Since then, I’ve trained in multiple psychotherapy modalities, including psychodynamic therapy, Internal Family Systems, and trauma-informed approaches. Each has offered a unique lens into what it means to be human, to heal, and to grow.
My work is grounded in the belief that real change begins when we turn inward with compassion and curiosity. Today, I support individuals navigating trauma, anxiety, life transitions, and the deeper questions that don’t always have quick or simple answers. I work best with those who are ready to explore, reflect, and reconnect with a more authentic self.
Therapy, at its core, is a courageous act of remembering who you are. I’m here to walk alongside you in that remembering.
My Philosophy of Therapy
From the moment we’re born, we begin walking a developmental path toward our highest potential. To grow along that path, we need three essential experiences: safety, meaning, and connection. When these needs go unmet—through trauma, neglect, inconsistent attachment, or internalized criticism—our emotional, psychological, cognitive, and existential development becomes disrupted.
But development doesn’t simply pause. Parts of us get stuck. Others go underground. Some become wounded. Over time, these disruptions give rise to existential pain—a quiet mourning for what we lost or never had, and a deep angst about how to live with the limitations of existence.
As children, we depend entirely on our caregivers to meet our needs. When that support is absent or inconsistent, we adapt—not out of choice, but survival. We might internalize a parent’s critical voice, abandon parts of ourselves they disapproved of, or develop protective behaviors to shield us from chaos, rejection, or pain. These patterns become embedded in how we see the world and ourselves. As adults, they continue—often unconsciously—sabotaging our ability to connect, feel safe, and live fully.
Therapy is the space where we begin to gently untangle these patterns.
Therapy is where we begin to gently unravel the patterns that shape our inner and outer worlds. We start by naming what we feel—shame, fear, guilt, envy, confusion—and learning how these emotions live in the body. We notice when and how they arise, and what situations, thoughts, or relationships tend to trigger them.

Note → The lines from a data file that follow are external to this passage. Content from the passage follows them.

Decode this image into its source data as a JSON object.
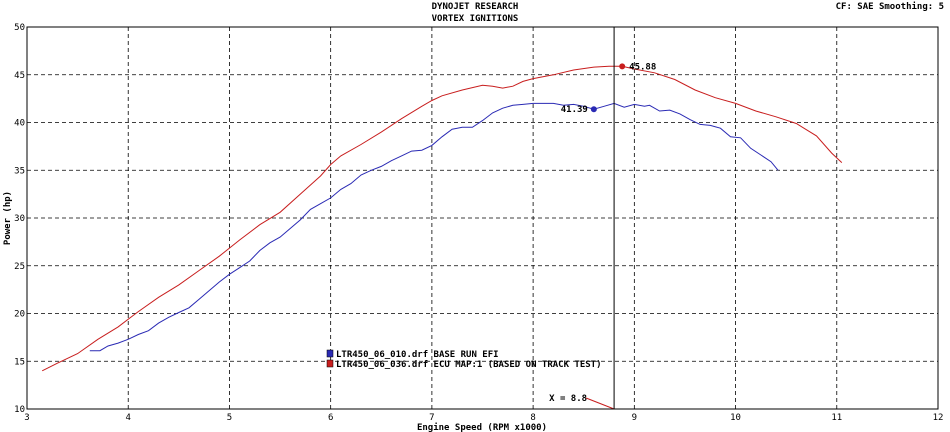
{
  "header": {
    "title_line1": "DYNOJET RESEARCH",
    "title_line2": "VORTEX IGNITIONS",
    "cf_info": "CF: SAE  Smoothing: 5"
  },
  "chart_data": {
    "type": "line",
    "xlabel": "Engine Speed (RPM x1000)",
    "ylabel": "Power (hp)",
    "xlim": [
      3,
      12
    ],
    "ylim": [
      10,
      50
    ],
    "xticks": [
      3,
      4,
      5,
      6,
      7,
      8,
      9,
      10,
      11,
      12
    ],
    "yticks": [
      10,
      15,
      20,
      25,
      30,
      35,
      40,
      45,
      50
    ],
    "grid": true,
    "series": [
      {
        "name": "LTR450_06_010.drf BASE RUN EFI",
        "color": "#2a2ab4",
        "points": [
          [
            3.62,
            16.1
          ],
          [
            3.72,
            16.1
          ],
          [
            3.8,
            16.6
          ],
          [
            3.9,
            16.9
          ],
          [
            4.0,
            17.3
          ],
          [
            4.1,
            17.8
          ],
          [
            4.2,
            18.2
          ],
          [
            4.3,
            19.0
          ],
          [
            4.4,
            19.6
          ],
          [
            4.5,
            20.1
          ],
          [
            4.6,
            20.6
          ],
          [
            4.7,
            21.5
          ],
          [
            4.8,
            22.4
          ],
          [
            4.9,
            23.3
          ],
          [
            5.0,
            24.1
          ],
          [
            5.1,
            24.8
          ],
          [
            5.2,
            25.5
          ],
          [
            5.3,
            26.6
          ],
          [
            5.4,
            27.4
          ],
          [
            5.5,
            28.0
          ],
          [
            5.6,
            28.9
          ],
          [
            5.7,
            29.8
          ],
          [
            5.8,
            30.9
          ],
          [
            5.9,
            31.5
          ],
          [
            6.0,
            32.1
          ],
          [
            6.1,
            33.0
          ],
          [
            6.2,
            33.6
          ],
          [
            6.3,
            34.5
          ],
          [
            6.4,
            35.0
          ],
          [
            6.5,
            35.4
          ],
          [
            6.6,
            36.0
          ],
          [
            6.7,
            36.5
          ],
          [
            6.8,
            37.0
          ],
          [
            6.9,
            37.1
          ],
          [
            7.0,
            37.6
          ],
          [
            7.1,
            38.5
          ],
          [
            7.2,
            39.3
          ],
          [
            7.3,
            39.5
          ],
          [
            7.4,
            39.5
          ],
          [
            7.5,
            40.2
          ],
          [
            7.6,
            41.0
          ],
          [
            7.7,
            41.5
          ],
          [
            7.8,
            41.8
          ],
          [
            7.9,
            41.9
          ],
          [
            8.0,
            42.0
          ],
          [
            8.1,
            42.0
          ],
          [
            8.2,
            42.0
          ],
          [
            8.3,
            41.8
          ],
          [
            8.4,
            41.9
          ],
          [
            8.5,
            41.7
          ],
          [
            8.6,
            41.39
          ],
          [
            8.7,
            41.7
          ],
          [
            8.8,
            42.0
          ],
          [
            8.9,
            41.6
          ],
          [
            9.0,
            41.9
          ],
          [
            9.1,
            41.7
          ],
          [
            9.15,
            41.8
          ],
          [
            9.25,
            41.2
          ],
          [
            9.35,
            41.3
          ],
          [
            9.45,
            40.9
          ],
          [
            9.55,
            40.3
          ],
          [
            9.65,
            39.8
          ],
          [
            9.75,
            39.7
          ],
          [
            9.85,
            39.4
          ],
          [
            9.95,
            38.5
          ],
          [
            10.05,
            38.4
          ],
          [
            10.15,
            37.3
          ],
          [
            10.25,
            36.6
          ],
          [
            10.35,
            35.9
          ],
          [
            10.42,
            35.0
          ]
        ]
      },
      {
        "name": "LTR450_06_036.drf ECU MAP:1 (BASED ON TRACK TEST)",
        "color": "#c81e1e",
        "points": [
          [
            3.15,
            14.0
          ],
          [
            3.3,
            14.8
          ],
          [
            3.5,
            15.8
          ],
          [
            3.7,
            17.3
          ],
          [
            3.9,
            18.6
          ],
          [
            4.1,
            20.2
          ],
          [
            4.3,
            21.7
          ],
          [
            4.5,
            23.0
          ],
          [
            4.7,
            24.5
          ],
          [
            4.9,
            26.0
          ],
          [
            5.1,
            27.7
          ],
          [
            5.3,
            29.3
          ],
          [
            5.5,
            30.6
          ],
          [
            5.7,
            32.5
          ],
          [
            5.9,
            34.4
          ],
          [
            6.0,
            35.6
          ],
          [
            6.1,
            36.5
          ],
          [
            6.3,
            37.7
          ],
          [
            6.5,
            39.0
          ],
          [
            6.7,
            40.4
          ],
          [
            6.9,
            41.7
          ],
          [
            7.0,
            42.3
          ],
          [
            7.1,
            42.8
          ],
          [
            7.3,
            43.4
          ],
          [
            7.5,
            43.9
          ],
          [
            7.6,
            43.8
          ],
          [
            7.7,
            43.6
          ],
          [
            7.8,
            43.8
          ],
          [
            7.9,
            44.3
          ],
          [
            8.0,
            44.6
          ],
          [
            8.2,
            45.0
          ],
          [
            8.4,
            45.5
          ],
          [
            8.6,
            45.8
          ],
          [
            8.75,
            45.9
          ],
          [
            8.88,
            45.88
          ],
          [
            9.0,
            45.6
          ],
          [
            9.2,
            45.2
          ],
          [
            9.4,
            44.5
          ],
          [
            9.6,
            43.4
          ],
          [
            9.8,
            42.6
          ],
          [
            10.0,
            42.0
          ],
          [
            10.2,
            41.2
          ],
          [
            10.4,
            40.6
          ],
          [
            10.6,
            39.9
          ],
          [
            10.8,
            38.6
          ],
          [
            10.95,
            36.8
          ],
          [
            11.05,
            35.8
          ]
        ]
      }
    ],
    "peaks": [
      {
        "label": "45.88",
        "x": 8.88,
        "y": 45.88,
        "series": 1
      },
      {
        "label": "41.39",
        "x": 8.6,
        "y": 41.39,
        "series": 0
      }
    ],
    "cursor": {
      "x": 8.8,
      "label": "X = 8.8"
    },
    "legend": {
      "position": "lower-center"
    }
  }
}
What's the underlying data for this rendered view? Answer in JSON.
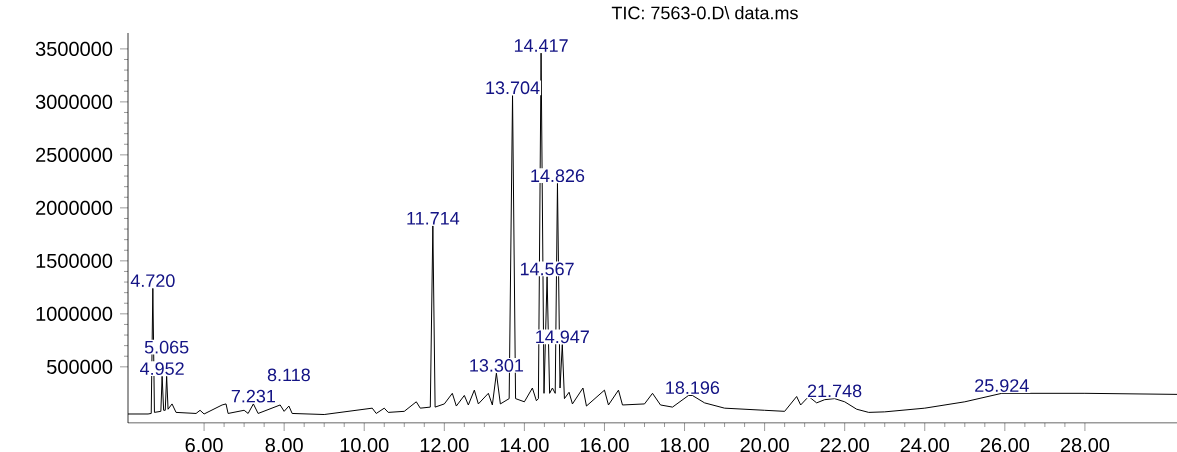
{
  "chart_data": {
    "type": "line",
    "title": "TIC: 7563-0.D\\ data.ms",
    "color": "#000000",
    "x": [
      4.1,
      4.6,
      4.68,
      4.72,
      4.76,
      4.92,
      4.952,
      4.99,
      5.03,
      5.065,
      5.1,
      5.2,
      5.3,
      5.8,
      5.9,
      6.0,
      6.45,
      6.548,
      6.6,
      7.0,
      7.1,
      7.231,
      7.35,
      7.9,
      8.0,
      8.118,
      8.2,
      9.0,
      10.2,
      10.3,
      10.5,
      10.6,
      11.0,
      11.3,
      11.4,
      11.65,
      11.714,
      11.77,
      12.0,
      12.2,
      12.3,
      12.5,
      12.6,
      12.75,
      12.85,
      13.1,
      13.2,
      13.301,
      13.4,
      13.62,
      13.704,
      13.78,
      14.0,
      14.2,
      14.3,
      14.35,
      14.417,
      14.49,
      14.567,
      14.63,
      14.7,
      14.77,
      14.826,
      14.89,
      14.947,
      15.0,
      15.116,
      15.2,
      15.463,
      15.55,
      16.0,
      16.1,
      16.35,
      16.45,
      17.0,
      17.2,
      17.4,
      17.7,
      18.1,
      18.196,
      18.5,
      19.0,
      20.0,
      20.5,
      20.8,
      20.9,
      21.1,
      21.3,
      21.5,
      21.748,
      22.0,
      22.3,
      22.6,
      23.0,
      24.0,
      25.0,
      25.924,
      26.2,
      28.0,
      30.3
    ],
    "values": [
      55000,
      55000,
      60000,
      1240000,
      70000,
      80000,
      410000,
      90000,
      90000,
      410000,
      100000,
      150000,
      70000,
      60000,
      90000,
      55000,
      140000,
      150000,
      60000,
      90000,
      60000,
      150000,
      60000,
      140000,
      80000,
      130000,
      60000,
      50000,
      110000,
      60000,
      110000,
      70000,
      80000,
      170000,
      110000,
      120000,
      1830000,
      120000,
      150000,
      250000,
      130000,
      230000,
      140000,
      280000,
      150000,
      250000,
      140000,
      440000,
      150000,
      200000,
      3060000,
      200000,
      170000,
      300000,
      180000,
      200000,
      3460000,
      250000,
      1350000,
      250000,
      300000,
      250000,
      2230000,
      300000,
      710000,
      200000,
      260000,
      150000,
      300000,
      130000,
      280000,
      140000,
      280000,
      140000,
      150000,
      250000,
      140000,
      120000,
      230000,
      230000,
      160000,
      110000,
      90000,
      80000,
      220000,
      140000,
      220000,
      160000,
      190000,
      200000,
      170000,
      100000,
      70000,
      75000,
      110000,
      170000,
      250000,
      250000,
      250000,
      240000
    ],
    "xlim": [
      4.1,
      30.3
    ],
    "ylim": [
      -30000,
      3650000
    ],
    "xticks": [
      {
        "value": 6,
        "label": "6.00"
      },
      {
        "value": 8,
        "label": "8.00"
      },
      {
        "value": 10,
        "label": "10.00"
      },
      {
        "value": 12,
        "label": "12.00"
      },
      {
        "value": 14,
        "label": "14.00"
      },
      {
        "value": 16,
        "label": "16.00"
      },
      {
        "value": 18,
        "label": "18.00"
      },
      {
        "value": 20,
        "label": "20.00"
      },
      {
        "value": 22,
        "label": "22.00"
      },
      {
        "value": 24,
        "label": "24.00"
      },
      {
        "value": 26,
        "label": "26.00"
      },
      {
        "value": 28,
        "label": "28.00"
      }
    ],
    "yticks": [
      500000,
      1000000,
      1500000,
      2000000,
      2500000,
      3000000,
      3500000
    ],
    "annotations": [
      {
        "text": "4.720",
        "x": 4.72,
        "y": 1240000
      },
      {
        "text": "4.952",
        "x": 4.952,
        "y": 410000
      },
      {
        "text": "5.065",
        "x": 5.065,
        "y": 410000
      },
      {
        "text": "7.231",
        "x": 7.231,
        "y": 150000
      },
      {
        "text": "8.118",
        "x": 8.118,
        "y": 130000
      },
      {
        "text": "11.714",
        "x": 11.714,
        "y": 1830000
      },
      {
        "text": "13.301",
        "x": 13.301,
        "y": 440000
      },
      {
        "text": "13.704",
        "x": 13.704,
        "y": 3060000
      },
      {
        "text": "14.417",
        "x": 14.417,
        "y": 3460000
      },
      {
        "text": "14.567",
        "x": 14.567,
        "y": 1350000
      },
      {
        "text": "14.826",
        "x": 14.826,
        "y": 2230000
      },
      {
        "text": "14.947",
        "x": 14.947,
        "y": 710000
      },
      {
        "text": "18.196",
        "x": 18.196,
        "y": 230000
      },
      {
        "text": "21.748",
        "x": 21.748,
        "y": 200000
      },
      {
        "text": "25.924",
        "x": 25.924,
        "y": 250000
      }
    ]
  }
}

As we track these emotional and bodily responses, we begin to see the protective strategies we’ve developed—strategies that once helped us survive but now show up as familiar patterns in our relationships: distancing, people-pleasing, shutting down, controlling, over-explaining, anger, avoidance. These aren’t flaws; they’re deeply intelligent adaptations formed in response to earlier pain.
With time and care, we trace these patterns back to the younger, more vulnerable parts of us they were trying to protect—the parts carrying unmet needs, unprocessed grief, or buried fear. Therapy offers a space to meet those parts with curiosity and compassion, allowing what was once hidden to slowly come into the light and begin to heal.
Sometimes, feelings toward our early caregivers resurface in the therapy room. This isn’t a setback; it’s a sacred opportunity. When a client expresses those feelings and the therapist responds with care, consistency, and repair, a new kind of experience unfolds—one that can reach the original wound, but this time, within the safety of a healing relationship.
Therapy is rarely linear. It is circular, messy, and alive. Often, what we cannot yet name, we act out or feel in the presence of the therapist. Good therapy makes space for this to emerge, without rushing to fix or interpret. The therapist does not impose meaning but helps the client give voice to what was once unspeakable.
Therapy is not about fixing you.
It’s about returning to your developmental path—reclaiming the safety, connection, and meaning that were once out of reach. It’s about finding your way back to yourself.
And the work is not easy.
It’s brave, awkward, beautiful, boring, painful, fascinating, and deeply human.
It requires courage, curiosity, compassion, and commitment.
But it is, in the truest sense, a journey toward freedom.